= St. Joseph's Academy (Laredo, Texas) =

Defunct private school

Saint Joseph's Academy, sometimes referred to as St. Joe or SJA, was a private school started by the Marist Brothers of the Schools. It was located in Laredo, Texas, United States, and served junior high and high school students in Laredo and the surrounding areas.

==History==
St. Joseph's Academy was founded in Laredo in 1934 by exiled Marist Brothers who were fleeing Mexico to avoid religious persecution by the Mexican government. In 1942, St. Joseph's Academy had its first graduating class. The school had its last graduating class in 1973. The school colors were maroon and white.
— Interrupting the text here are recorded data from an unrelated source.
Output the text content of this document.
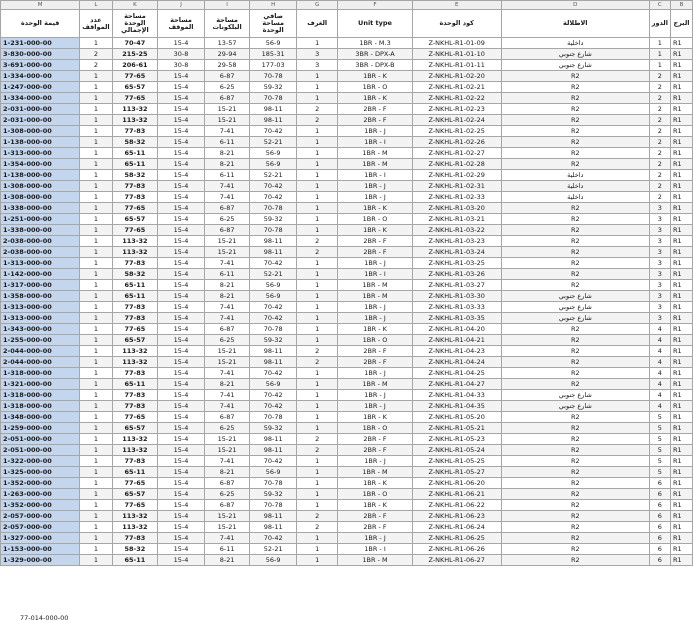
M	L	K	J	I	H	G	F	E	D	C	B
قيمة الوحدة	عدد المواقف	مساحة الوحدة الإجمالي	مساحة الموقف	مساحة البلكونات	صافي مساحة الوحدة	الغرف	Unit type	كود الوحدة	الاطلالة	الدور	البرج
1-231-000-00	1	70-47	15-4	13-57	56-9	1	1BR - M.3	Z-NKHL-R1-01-09	داخلية	1	R1
3-830-000-00	2	215-25	30-8	29-94	185-31	3	3BR - DPX-A	Z-NKHL-R1-01-10	شارع جنوبي	1	R1
3-691-000-00	2	206-61	30-8	29-58	177-03	3	3BR - DPX-B	Z-NKHL-R1-01-11	شارع جنوبي	1	R1
1-334-000-00	1	77-65	15-4	6-87	70-78	1	1BR - K	Z-NKHL-R1-02-20	R2	2	R1
1-247-000-00	1	65-57	15-4	6-25	59-32	1	1BR - O	Z-NKHL-R1-02-21	R2	2	R1
1-334-000-00	1	77-65	15-4	6-87	70-78	1	1BR - K	Z-NKHL-R1-02-22	R2	2	R1
2-031-000-00	1	113-32	15-4	15-21	98-11	2	2BR - F	Z-NKHL-R1-02-23	R2	2	R1
2-031-000-00	1	113-32	15-4	15-21	98-11	2	2BR - F	Z-NKHL-R1-02-24	R2	2	R1
1-308-000-00	1	77-83	15-4	7-41	70-42	1	1BR - J	Z-NKHL-R1-02-25	R2	2	R1
1-138-000-00	1	58-32	15-4	6-11	52-21	1	1BR - I	Z-NKHL-R1-02-26	R2	2	R1
1-313-000-00	1	65-11	15-4	8-21	56-9	1	1BR - M	Z-NKHL-R1-02-27	R2	2	R1
1-354-000-00	1	65-11	15-4	8-21	56-9	1	1BR - M	Z-NKHL-R1-02-28	R2	2	R1
1-138-000-00	1	58-32	15-4	6-11	52-21	1	1BR - I	Z-NKHL-R1-02-29	داخلية	2	R1
1-308-000-00	1	77-83	15-4	7-41	70-42	1	1BR - J	Z-NKHL-R1-02-31	داخلية	2	R1
1-308-000-00	1	77-83	15-4	7-41	70-42	1	1BR - J	Z-NKHL-R1-02-33	داخلية	2	R1
1-338-000-00	1	77-65	15-4	6-87	70-78	1	1BR - K	Z-NKHL-R1-03-20	R2	3	R1
1-251-000-00	1	65-57	15-4	6-25	59-32	1	1BR - O	Z-NKHL-R1-03-21	R2	3	R1
1-338-000-00	1	77-65	15-4	6-87	70-78	1	1BR - K	Z-NKHL-R1-03-22	R2	3	R1
2-038-000-00	1	113-32	15-4	15-21	98-11	2	2BR - F	Z-NKHL-R1-03-23	R2	3	R1
2-038-000-00	1	113-32	15-4	15-21	98-11	2	2BR - F	Z-NKHL-R1-03-24	R2	3	R1
1-313-000-00	1	77-83	15-4	7-41	70-42	1	1BR - J	Z-NKHL-R1-03-25	R2	3	R1
1-142-000-00	1	58-32	15-4	6-11	52-21	1	1BR - I	Z-NKHL-R1-03-26	R2	3	R1
1-317-000-00	1	65-11	15-4	8-21	56-9	1	1BR - M	Z-NKHL-R1-03-27	R2	3	R1
1-358-000-00	1	65-11	15-4	8-21	56-9	1	1BR - M	Z-NKHL-R1-03-30	شارع جنوبي	3	R1
1-313-000-00	1	77-83	15-4	7-41	70-42	1	1BR - J	Z-NKHL-R1-03-33	شارع جنوبي	3	R1
1-313-000-00	1	77-83	15-4	7-41	70-42	1	1BR - J	Z-NKHL-R1-03-35	شارع جنوبي	3	R1
1-343-000-00	1	77-65	15-4	6-87	70-78	1	1BR - K	Z-NKHL-R1-04-20	R2	4	R1
1-255-000-00	1	65-57	15-4	6-25	59-32	1	1BR - O	Z-NKHL-R1-04-21	R2	4	R1
2-044-000-00	1	113-32	15-4	15-21	98-11	2	2BR - F	Z-NKHL-R1-04-23	R2	4	R1
2-044-000-00	1	113-32	15-4	15-21	98-11	2	2BR - F	Z-NKHL-R1-04-24	R2	4	R1
1-318-000-00	1	77-83	15-4	7-41	70-42	1	1BR - J	Z-NKHL-R1-04-25	R2	4	R1
1-321-000-00	1	65-11	15-4	8-21	56-9	1	1BR - M	Z-NKHL-R1-04-27	R2	4	R1
1-318-000-00	1	77-83	15-4	7-41	70-42	1	1BR - J	Z-NKHL-R1-04-33	شارع جنوبي	4	R1
1-318-000-00	1	77-83	15-4	7-41	70-42	1	1BR - J	Z-NKHL-R1-04-35	شارع جنوبي	4	R1
1-348-000-00	1	77-65	15-4	6-87	70-78	1	1BR - K	Z-NKHL-R1-05-20	R2	5	R1
1-259-000-00	1	65-57	15-4	6-25	59-32	1	1BR - O	Z-NKHL-R1-05-21	R2	5	R1
2-051-000-00	1	113-32	15-4	15-21	98-11	2	2BR - F	Z-NKHL-R1-05-23	R2	5	R1
2-051-000-00	1	113-32	15-4	15-21	98-11	2	2BR - F	Z-NKHL-R1-05-24	R2	5	R1
1-322-000-00	1	77-83	15-4	7-41	70-42	1	1BR - J	Z-NKHL-R1-05-25	R2	5	R1
1-325-000-00	1	65-11	15-4	8-21	56-9	1	1BR - M	Z-NKHL-R1-05-27	R2	5	R1
1-352-000-00	1	77-65	15-4	6-87	70-78	1	1BR - K	Z-NKHL-R1-06-20	R2	6	R1
1-263-000-00	1	65-57	15-4	6-25	59-32	1	1BR - O	Z-NKHL-R1-06-21	R2	6	R1
1-352-000-00	1	77-65	15-4	6-87	70-78	1	1BR - K	Z-NKHL-R1-06-22	R2	6	R1
2-057-000-00	1	113-32	15-4	15-21	98-11	2	2BR - F	Z-NKHL-R1-06-23	R2	6	R1
2-057-000-00	1	113-32	15-4	15-21	98-11	2	2BR - F	Z-NKHL-R1-06-24	R2	6	R1
1-327-000-00	1	77-83	15-4	7-41	70-42	1	1BR - J	Z-NKHL-R1-06-25	R2	6	R1
1-153-000-00	1	58-32	15-4	6-11	52-21	1	1BR - I	Z-NKHL-R1-06-26	R2	6	R1
1-329-000-00	1	65-11	15-4	8-21	56-9	1	1BR - M	Z-NKHL-R1-06-27	R2	6	R1
77-014-000-00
The school mascot was the ram but because the word "rams" could be used in a derogatory way in Spanish, the mascot was changed to "antlers".

== Alumni==
- George P. Kazen (February 29, 1940 – April 27, 2021) was a United States district judge of the United States District Court for the Southern District of Texas from 1979 to 2018.
- Charles Robert Borchers (Class of 1960), district attorney of the 49th Judicial District attorney 1973-1980
- Julio A. Garcia (Class of 1959), district attorney of the 49th Judicial District 1981-1988
- Pete Saenz (Class of 1969), mayor of Laredo since November 12, 2014; former member and president of the Laredo Community College board of trustees.